Robots and people are joining forces
by Hans Diederichs
You can rely on robots – and not only for precision welding, bending and cutting of pipes or for transporting and depositing pipes. They generate steadily increasing sales figures for their manufacturers and users just as reliably. And that, even though their huge, boundary-shifting time has only just begun. Because soon enough, robots will use artificial intelligence to catapult industrial production into spheres that were previously unimaginable.
Robots are a model for success. Maybe not on the catwalk yet, where they probably will not look good in the future too – rather awkward-looking – but in production. Impressive figures from the International Federation of Robotics (IFR) demonstrate just how much their use in industry, and so also for pipe production, has changed purely in terms of quantity. In 2008, the number of industrial robotics units worldwide was still 113,000. In 2018 this number climbed to 384,000 units. Where it will end is completely open!
China, the biggest customer
The Asian-Australian market relies heavily on the support of robots. The demand was for 260,000 units last year, 71,000 in Europe and 49,000 in America. China remains by far the largest customer – according to IFR estimates, it acquired 133,000 in 2018, followed by Japan with just over 52,000 units. The USA, the third largest market for robots, made a notable 15 % leap to a total of 38,000 units last year.
“The North American countries – US, Canada and Mexico – represent the second largest operating base of industrial robots in the world after China,” said IFR president Junji Tsuda, president of the International Federation of Robotics. While many major robot system integrators came from North America, most major robot manufacturers are in Japan, Korea and Europe.
Closed process chains
Love that lasts – robots remain in demand, even in the face of global economic and political uncertainties. Germany as example: according to the German Mechanical Engineering Industry Association (VDMA), German robotics and automation achieved a sales volume of 15 billion euros for the first-time in 2018 – an increase of 4 %.
“Geographically, the strongest development of course take place in the markets which today still completely or partially dispense with automation,” explains Stefanie Flaeper, Managing Director at transfluid. Wherever employees can exert qualitative influence on products, the potential is also very high. “If closed process chains are desired, there is certainly great potential for growth here. This is also of interest when dealing with sensitive components.”
Automotive as the engine
The driving force behind the ever-increasing demand for robots is the automotive sector, where robot use is gaining momentum. This is followed by areas such as electrics/electronics, metal, plastics and chemical products as well as the food and beverage industry. In other words, a development that electrifies numerous industries.
The size of the company plays a key role in the use of robots. In 2018, almost every sixth company in the manufacturing sector (16 %) in Germany with at least ten employees used industrial or service robots. As the German Federal Statistical Office explains, large industrial companies use robots more frequently than smaller companies. In large companies with at least 250 employees, the proportion is 53 %. In medium-sized companies with 50 to 249 employees, it is 24 %. With a share of 10 %, small companies with 10 to 49 employees use robot technology much less frequently. “Industrial robots are used, for example, for welding, laser cutting and special-purpose painting,” reports the Federal Statistical Office. Service robots would be used for monitoring, transportation and cleaning purposes.
Shoulder to shoulder
The robot works like clockwork and provides impetus to the company's sales. A pat on the back would be appropriate – if it would have meant something to a robot. Simply as a thank you for doing its job in production repetitively with the same precision.

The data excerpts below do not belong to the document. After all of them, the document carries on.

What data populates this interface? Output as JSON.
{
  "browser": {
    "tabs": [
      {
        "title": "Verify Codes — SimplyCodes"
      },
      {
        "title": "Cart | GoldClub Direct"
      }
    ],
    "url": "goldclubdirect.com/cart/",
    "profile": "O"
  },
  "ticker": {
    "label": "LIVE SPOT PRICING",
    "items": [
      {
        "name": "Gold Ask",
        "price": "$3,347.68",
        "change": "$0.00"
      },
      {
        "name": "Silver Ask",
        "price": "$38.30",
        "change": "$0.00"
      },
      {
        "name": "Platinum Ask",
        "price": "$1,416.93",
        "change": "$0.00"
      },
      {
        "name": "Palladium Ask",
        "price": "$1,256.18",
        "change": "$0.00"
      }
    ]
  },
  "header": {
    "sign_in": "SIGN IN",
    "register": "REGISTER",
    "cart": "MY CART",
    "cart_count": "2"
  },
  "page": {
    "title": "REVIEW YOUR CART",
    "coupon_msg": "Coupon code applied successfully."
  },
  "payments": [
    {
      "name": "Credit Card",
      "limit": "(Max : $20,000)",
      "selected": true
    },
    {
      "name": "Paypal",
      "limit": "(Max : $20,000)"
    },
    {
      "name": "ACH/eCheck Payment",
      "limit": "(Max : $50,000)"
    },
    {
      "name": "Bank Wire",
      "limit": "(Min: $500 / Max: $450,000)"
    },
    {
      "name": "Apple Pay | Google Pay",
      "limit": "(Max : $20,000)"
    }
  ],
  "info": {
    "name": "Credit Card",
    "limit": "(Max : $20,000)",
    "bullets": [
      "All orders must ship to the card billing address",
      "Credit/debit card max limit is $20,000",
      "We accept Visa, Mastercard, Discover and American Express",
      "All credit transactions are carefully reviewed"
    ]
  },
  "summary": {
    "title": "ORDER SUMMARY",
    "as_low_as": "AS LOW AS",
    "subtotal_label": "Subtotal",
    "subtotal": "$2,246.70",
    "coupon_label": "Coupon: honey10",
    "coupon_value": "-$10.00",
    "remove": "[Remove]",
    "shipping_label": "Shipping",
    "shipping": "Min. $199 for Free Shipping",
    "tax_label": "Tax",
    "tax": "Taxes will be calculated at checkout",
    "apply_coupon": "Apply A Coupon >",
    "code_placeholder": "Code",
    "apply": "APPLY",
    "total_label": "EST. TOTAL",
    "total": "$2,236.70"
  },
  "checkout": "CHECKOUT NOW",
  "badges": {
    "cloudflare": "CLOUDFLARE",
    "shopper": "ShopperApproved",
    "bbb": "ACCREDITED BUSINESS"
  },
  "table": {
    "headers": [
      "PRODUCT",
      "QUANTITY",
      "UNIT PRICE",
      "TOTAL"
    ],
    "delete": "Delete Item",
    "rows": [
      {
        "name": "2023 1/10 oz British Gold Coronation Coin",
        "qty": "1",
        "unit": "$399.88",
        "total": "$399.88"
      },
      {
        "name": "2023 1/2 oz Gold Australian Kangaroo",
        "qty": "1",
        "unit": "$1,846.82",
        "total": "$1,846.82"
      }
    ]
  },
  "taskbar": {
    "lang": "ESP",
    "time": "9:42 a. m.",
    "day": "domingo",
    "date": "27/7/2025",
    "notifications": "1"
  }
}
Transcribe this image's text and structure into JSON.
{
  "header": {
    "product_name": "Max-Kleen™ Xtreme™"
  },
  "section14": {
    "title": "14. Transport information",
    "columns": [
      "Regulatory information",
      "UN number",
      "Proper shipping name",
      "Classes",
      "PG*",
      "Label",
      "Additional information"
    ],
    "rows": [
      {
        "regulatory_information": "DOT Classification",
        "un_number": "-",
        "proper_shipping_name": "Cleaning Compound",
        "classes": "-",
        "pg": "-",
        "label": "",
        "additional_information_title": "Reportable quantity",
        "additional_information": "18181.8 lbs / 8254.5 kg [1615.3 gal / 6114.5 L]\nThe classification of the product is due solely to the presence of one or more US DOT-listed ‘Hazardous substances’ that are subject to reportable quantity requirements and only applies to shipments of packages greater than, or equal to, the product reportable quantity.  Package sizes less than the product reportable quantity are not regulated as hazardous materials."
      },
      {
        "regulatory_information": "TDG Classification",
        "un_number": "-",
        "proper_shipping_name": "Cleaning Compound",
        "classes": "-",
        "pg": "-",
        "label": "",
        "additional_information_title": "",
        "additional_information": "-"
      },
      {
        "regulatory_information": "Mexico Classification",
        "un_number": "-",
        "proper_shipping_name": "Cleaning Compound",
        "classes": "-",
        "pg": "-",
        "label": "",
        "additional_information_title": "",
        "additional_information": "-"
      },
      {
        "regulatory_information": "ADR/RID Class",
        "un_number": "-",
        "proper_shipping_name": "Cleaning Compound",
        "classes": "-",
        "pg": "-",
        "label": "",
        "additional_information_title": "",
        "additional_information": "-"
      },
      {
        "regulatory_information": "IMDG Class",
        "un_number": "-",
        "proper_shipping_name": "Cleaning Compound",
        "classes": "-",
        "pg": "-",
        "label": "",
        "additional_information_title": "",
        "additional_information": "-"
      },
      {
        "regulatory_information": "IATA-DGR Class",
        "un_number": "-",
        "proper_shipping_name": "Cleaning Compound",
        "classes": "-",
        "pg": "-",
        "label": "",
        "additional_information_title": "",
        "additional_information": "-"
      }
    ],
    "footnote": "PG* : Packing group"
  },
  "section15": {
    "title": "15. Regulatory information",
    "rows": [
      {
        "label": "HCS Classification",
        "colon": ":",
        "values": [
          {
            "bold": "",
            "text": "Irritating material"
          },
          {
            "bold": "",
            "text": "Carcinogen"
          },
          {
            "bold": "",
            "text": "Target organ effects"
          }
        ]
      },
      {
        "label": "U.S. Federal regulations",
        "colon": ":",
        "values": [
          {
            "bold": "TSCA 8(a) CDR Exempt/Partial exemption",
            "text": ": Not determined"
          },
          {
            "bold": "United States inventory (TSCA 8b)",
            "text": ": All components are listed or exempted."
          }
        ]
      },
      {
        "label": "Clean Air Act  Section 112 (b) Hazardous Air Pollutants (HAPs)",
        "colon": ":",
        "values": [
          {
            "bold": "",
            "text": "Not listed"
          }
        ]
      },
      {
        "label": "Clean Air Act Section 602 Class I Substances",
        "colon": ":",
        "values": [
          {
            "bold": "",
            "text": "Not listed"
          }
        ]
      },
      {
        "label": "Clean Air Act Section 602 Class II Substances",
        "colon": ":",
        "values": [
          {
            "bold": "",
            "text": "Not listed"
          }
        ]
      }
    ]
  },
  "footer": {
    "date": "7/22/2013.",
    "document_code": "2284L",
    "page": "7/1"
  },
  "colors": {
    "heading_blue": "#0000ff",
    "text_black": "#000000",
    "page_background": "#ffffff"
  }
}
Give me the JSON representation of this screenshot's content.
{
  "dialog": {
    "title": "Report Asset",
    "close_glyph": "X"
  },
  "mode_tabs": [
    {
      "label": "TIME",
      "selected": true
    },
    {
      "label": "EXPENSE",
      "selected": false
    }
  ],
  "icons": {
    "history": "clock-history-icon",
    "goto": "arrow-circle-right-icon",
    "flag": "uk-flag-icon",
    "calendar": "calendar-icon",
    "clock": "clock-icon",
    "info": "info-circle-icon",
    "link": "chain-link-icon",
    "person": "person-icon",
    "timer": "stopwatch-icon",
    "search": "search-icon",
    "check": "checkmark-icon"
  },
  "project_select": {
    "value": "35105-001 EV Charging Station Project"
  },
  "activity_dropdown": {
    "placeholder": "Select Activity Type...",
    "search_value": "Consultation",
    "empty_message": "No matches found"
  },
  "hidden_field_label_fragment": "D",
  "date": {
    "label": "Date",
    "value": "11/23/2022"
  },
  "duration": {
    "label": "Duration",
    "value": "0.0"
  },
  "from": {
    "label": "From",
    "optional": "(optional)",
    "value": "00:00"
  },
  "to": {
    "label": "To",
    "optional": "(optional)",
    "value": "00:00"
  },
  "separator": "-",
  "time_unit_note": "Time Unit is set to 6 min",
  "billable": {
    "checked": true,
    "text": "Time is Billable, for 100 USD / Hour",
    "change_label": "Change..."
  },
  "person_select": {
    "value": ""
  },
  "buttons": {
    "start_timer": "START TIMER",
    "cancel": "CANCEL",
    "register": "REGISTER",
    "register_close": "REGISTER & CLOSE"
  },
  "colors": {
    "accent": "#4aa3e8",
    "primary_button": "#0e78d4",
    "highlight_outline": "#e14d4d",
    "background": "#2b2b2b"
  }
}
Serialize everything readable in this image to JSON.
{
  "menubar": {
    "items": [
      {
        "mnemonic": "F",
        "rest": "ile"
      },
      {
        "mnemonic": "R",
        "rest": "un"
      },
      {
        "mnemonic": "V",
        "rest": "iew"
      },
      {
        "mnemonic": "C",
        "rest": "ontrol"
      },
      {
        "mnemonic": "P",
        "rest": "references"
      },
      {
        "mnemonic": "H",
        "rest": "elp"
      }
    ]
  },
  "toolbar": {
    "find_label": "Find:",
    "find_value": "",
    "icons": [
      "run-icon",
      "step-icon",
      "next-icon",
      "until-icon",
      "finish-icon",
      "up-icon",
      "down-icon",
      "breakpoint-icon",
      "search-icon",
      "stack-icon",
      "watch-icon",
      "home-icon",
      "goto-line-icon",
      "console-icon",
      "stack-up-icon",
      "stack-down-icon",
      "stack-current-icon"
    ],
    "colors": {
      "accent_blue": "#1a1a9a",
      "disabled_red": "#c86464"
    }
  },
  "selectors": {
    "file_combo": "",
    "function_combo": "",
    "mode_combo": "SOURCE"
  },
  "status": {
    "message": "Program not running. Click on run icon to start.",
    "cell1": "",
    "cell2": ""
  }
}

The advantages of the robot in industry are obvious: These include “increased productivity, production reliability, stable processes, ‘closed’ production processes – with a finished part – and linking also in difficult positioning,” explains transfluid CEO Stefanie Flaeper.
However, robots are usually “lone warriors”. They are often separated from humans by a safety fence. But this is likely to change with the use of artificial intelligence in the future, when robot and man work shoulder to shoulder. What would have been considered science fiction years ago, is slowly but surely becoming reality.
The robots will join forces with humans, take on even more tasks, assist their human colleagues to accomplish specific difficult tasks. “The challenge is to be able to use the robots even for very small production volumes, which is only partially possible today,” says Flaeper. If successful, it will open up a new field of activity for robotics. “It would also be interesting if the robot could very precisely mimic the movement of a person in a production process without having to be programmed.”
The potential of an intelligent – and “sensitive” – robot is immeasurable. “Because specified processes which can be simulated digitally and undergo corresponding evaluations are important in Industry 4.0, a robot is superior to humans,” continues Flaeper. Because the robot provides the security that the processes are always the same and could be simulated accordingly. The processes could be represented and checked via a digital twin.
News and trends on robotics will be presented at wire and Tube Düsseldorf from 30 March to 3 April 2020 at Düsseldorf Fairgrounds.